- Artist: Marcel Walldorf
- Year: 2010
- Medium: Silicone and metal
- Subject: Policewoman in riot control gear squatting down and urinating

= Petra (sculpture) =

Petra is a sculpture made in 2010 by the German artist Marcel Walldorf. It is a lifelike representation of a policewoman in riot control gear squatting down and urinating. Although controversial for its alleged misogyny, it obtained an award from the Leinemann-Stiftung für Bildung und Kunst in 2011.

==Description==
The life-size sculpture, made of silicone and metal, is of a woman in armored olive-green German riot control police uniform, wearing a sidearm. Most of her face is hidden behind a protective helmet and a black ski mask. She is squatting on her haunches, legs spread, pants and underwear pulled down, exposing her genitals to urinate.

The sculpture contains a mechanism by which a liquid can be made to flow out of the sculpture's genitals, but to avoid damaging the wood-tiled floor, a puddle of simulated urine made of gelatin was substituted for the sculpture's exhibition in Dresden.

The title of the work, "Petra", is a common female given name in Germany.

==History==
Petra is the first major work of Walldorf, a student at the Dresden Academy of Fine Arts. Walldorf built it in 2010, modelling the exposed body of the sculpture after a flatmate who posed for him.

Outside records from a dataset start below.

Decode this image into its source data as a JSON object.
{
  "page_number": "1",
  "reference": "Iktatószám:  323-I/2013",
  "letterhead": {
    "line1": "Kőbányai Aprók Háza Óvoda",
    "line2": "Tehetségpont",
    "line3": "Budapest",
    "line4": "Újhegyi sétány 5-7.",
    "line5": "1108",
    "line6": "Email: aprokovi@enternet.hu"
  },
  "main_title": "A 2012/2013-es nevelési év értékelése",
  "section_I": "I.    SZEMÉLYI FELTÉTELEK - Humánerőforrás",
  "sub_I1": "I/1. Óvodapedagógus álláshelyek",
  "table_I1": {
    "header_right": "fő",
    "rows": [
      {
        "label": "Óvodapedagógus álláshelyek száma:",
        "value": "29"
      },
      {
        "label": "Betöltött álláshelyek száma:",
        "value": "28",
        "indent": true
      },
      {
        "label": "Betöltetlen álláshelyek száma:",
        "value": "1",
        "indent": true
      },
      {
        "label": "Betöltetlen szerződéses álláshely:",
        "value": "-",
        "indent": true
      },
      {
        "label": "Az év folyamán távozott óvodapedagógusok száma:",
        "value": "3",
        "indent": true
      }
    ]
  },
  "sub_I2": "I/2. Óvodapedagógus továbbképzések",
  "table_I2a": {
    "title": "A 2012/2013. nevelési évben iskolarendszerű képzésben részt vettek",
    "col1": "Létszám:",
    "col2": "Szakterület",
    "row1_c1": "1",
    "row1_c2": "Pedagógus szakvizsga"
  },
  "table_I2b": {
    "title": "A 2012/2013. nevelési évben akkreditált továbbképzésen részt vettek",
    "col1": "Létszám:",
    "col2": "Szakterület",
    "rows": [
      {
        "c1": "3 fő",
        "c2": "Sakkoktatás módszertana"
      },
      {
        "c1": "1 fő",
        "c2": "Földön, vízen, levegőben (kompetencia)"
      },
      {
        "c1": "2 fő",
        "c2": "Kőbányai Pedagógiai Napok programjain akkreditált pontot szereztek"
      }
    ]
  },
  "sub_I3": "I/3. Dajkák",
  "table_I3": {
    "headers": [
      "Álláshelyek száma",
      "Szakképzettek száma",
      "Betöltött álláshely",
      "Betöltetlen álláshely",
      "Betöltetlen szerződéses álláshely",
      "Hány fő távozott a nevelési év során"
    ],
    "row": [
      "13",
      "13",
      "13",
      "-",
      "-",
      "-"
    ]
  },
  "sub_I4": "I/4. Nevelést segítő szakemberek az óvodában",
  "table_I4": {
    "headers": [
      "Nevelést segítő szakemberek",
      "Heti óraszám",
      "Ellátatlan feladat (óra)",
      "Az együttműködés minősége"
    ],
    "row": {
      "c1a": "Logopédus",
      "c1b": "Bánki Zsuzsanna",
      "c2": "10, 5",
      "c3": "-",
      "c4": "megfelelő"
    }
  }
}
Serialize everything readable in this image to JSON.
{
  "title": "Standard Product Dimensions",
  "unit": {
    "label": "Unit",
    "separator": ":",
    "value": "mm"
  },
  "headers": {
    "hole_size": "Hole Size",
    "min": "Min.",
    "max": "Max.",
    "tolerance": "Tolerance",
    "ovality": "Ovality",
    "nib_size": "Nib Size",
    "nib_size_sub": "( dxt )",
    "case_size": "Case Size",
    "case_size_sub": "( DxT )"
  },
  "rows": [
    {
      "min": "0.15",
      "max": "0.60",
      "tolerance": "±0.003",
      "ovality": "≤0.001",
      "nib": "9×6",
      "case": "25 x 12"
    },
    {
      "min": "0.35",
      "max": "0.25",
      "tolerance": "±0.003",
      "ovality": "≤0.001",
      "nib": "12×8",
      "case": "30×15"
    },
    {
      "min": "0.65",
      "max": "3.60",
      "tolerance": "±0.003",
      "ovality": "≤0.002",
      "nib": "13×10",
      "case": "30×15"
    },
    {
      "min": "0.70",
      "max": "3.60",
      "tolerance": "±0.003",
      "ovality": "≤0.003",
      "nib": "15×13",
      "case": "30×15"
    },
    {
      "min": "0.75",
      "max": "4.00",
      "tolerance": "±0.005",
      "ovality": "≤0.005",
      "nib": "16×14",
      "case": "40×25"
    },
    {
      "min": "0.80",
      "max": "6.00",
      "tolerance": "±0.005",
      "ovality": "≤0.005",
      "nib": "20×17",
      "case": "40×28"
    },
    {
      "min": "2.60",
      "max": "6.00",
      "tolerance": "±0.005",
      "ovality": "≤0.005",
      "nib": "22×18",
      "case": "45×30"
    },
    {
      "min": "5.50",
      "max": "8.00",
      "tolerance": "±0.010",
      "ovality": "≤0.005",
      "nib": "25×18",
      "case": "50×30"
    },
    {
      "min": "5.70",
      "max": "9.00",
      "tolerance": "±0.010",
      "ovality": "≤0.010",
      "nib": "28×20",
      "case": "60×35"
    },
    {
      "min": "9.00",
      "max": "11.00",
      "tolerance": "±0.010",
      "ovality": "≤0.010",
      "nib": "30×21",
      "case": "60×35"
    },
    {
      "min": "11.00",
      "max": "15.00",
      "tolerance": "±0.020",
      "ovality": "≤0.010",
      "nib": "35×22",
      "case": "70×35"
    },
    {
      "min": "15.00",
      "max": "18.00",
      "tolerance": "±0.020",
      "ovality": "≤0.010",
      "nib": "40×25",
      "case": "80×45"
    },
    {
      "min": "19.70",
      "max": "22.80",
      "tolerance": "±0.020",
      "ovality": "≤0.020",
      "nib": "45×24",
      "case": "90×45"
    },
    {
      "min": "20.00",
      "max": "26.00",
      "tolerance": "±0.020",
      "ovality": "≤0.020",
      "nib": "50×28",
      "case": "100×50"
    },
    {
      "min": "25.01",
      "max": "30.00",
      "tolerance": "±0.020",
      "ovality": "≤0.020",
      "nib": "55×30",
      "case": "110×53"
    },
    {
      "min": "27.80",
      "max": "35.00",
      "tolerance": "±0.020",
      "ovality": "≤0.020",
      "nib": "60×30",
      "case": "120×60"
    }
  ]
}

The sculpture was sold to a collector in 2011. Walldorf has been commissioned to build two additional copies.

==Reception==
Petra was shown at exhibitions in Berlin and Leipzig without attracting public notice. It was awarded the third prize, worth 1,000 euro, of the Kunstpreis für Nachwuchskünstler (award for young artists) of the Leinemann Foundation for 2011. The jury found that it showed "very well the difference between the public sphere and the private sphere."

In advance of its exhibition in Dresden in January 2011, Walldorf's teacher Eberhard Bosslet informed the country's largest tabloid newspaper, Bild, about the potentially controversial sculpture. Bild published a story asking: "Is this really art?", which triggered a plethora of media reports and public controversy. The Minister of the Interior of Saxony, Markus Ulbig, was quoted by Bild as saying: "This so-called work of art is a shame. It's an insult to policewomen. I'm shocked that there are bodies who award prizes to such so-called artists." The German police union also criticized the sculpture as insulting and as "breaching the limits of artistic freedom."

Nonetheless, the curator of the Dresden exhibition reported that the public response to the sculpture had been "overwhelmingly positive". Walldorf himself stated that he did not pursue any political objective with the sculpture, saying that he did not intend to criticize the state or to denounce anything or any profession. In an interview with Der Spiegel, he said that he merely wondered, after seeing male police officers on riot duty relieve themselves, how policewomen would deal with this problem.